Pope Francis has lashed out at those in the Western societies who keep justifying their insults against religions by resorting to notions such as freedom of expression.
In a Thursday meeting with Iran’s Vice President for Women and Family Affairs Shahindokht Molaverdi at the Vatican, the Pope stressed that freedom of expression does not mean insulting religions and religious sanctities.
The spiritual leader of the world’s Catholics has repeatedly expressed discontent with the growing trend of religious desecration in the West, which gained a new momentum in the wake of deadly terrorist attacks in France in early January.
On January 7, the office of French weekly magazine Charlie Hebdo came under assault by two gunmen. Some 12 people were killed in the incident, which was claimed by the al-Qaeda branch in Yemen.
A few days later, Charlie Hebdo published a blasphemous cartoon insulting Islam’s most revered figure Prophet Muhammad (PBUH).
Senior Muslim figures worldwide denounced both the terror assault against Charlie Hebdo and the magazine’s sacrilegious cartoon.
The Pope also condemned the publication of the image, saying, “You cannot provoke. You cannot insult the faith of others.
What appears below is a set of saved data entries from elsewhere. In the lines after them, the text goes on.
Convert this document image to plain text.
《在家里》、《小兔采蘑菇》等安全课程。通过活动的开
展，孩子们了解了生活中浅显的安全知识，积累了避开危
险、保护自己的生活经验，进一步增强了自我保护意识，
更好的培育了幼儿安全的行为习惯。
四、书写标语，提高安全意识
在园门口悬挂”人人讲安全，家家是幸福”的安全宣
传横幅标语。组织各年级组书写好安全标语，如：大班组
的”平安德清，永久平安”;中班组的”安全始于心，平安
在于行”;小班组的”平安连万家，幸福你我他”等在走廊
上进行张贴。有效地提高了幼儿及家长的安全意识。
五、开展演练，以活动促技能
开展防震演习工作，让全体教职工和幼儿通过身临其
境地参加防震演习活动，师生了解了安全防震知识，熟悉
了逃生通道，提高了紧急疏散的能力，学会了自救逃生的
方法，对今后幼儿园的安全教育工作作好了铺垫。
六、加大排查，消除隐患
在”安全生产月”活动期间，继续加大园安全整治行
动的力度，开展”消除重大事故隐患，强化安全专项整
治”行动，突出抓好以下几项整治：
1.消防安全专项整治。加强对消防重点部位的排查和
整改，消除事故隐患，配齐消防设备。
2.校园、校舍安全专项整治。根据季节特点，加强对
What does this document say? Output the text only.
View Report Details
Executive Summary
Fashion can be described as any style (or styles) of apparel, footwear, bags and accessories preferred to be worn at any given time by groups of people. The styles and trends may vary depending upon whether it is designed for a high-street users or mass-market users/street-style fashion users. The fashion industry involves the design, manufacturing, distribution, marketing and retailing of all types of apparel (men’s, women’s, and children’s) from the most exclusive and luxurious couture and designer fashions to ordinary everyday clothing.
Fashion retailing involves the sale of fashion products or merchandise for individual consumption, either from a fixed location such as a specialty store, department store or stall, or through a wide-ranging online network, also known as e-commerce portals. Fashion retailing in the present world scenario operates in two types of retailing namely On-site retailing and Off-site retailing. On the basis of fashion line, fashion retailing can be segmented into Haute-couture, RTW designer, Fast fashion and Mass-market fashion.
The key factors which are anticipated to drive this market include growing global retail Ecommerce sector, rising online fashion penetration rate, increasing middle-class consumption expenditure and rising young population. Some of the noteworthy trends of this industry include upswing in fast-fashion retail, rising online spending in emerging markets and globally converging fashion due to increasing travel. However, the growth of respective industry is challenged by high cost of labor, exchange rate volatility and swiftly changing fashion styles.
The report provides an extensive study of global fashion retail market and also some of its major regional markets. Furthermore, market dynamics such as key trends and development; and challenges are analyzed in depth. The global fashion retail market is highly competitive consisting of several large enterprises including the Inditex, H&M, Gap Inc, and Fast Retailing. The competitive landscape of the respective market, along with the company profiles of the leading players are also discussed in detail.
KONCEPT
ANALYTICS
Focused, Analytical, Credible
You cannot make fun of the faith of others.”
Iran’s resolve in nuclear talks
The Pope also voiced support for Iran’s ongoing efforts to secure a comprehensive agreement with P5+1 over its nuclear program, saying he stands by the Iranian nation and government.
In January, the Pope expressed hope that an agreement could be reached soon between Iran and the six powers – Russia, China, France, Britain, the US and Germany.
Last December, Iran’s President Hassan Rouhani sent a message to the Pope and congratulated him on the anniversary of the birth of Jesus Christ, asking him for more sympathy and cooperation in establishing peace and security across the world.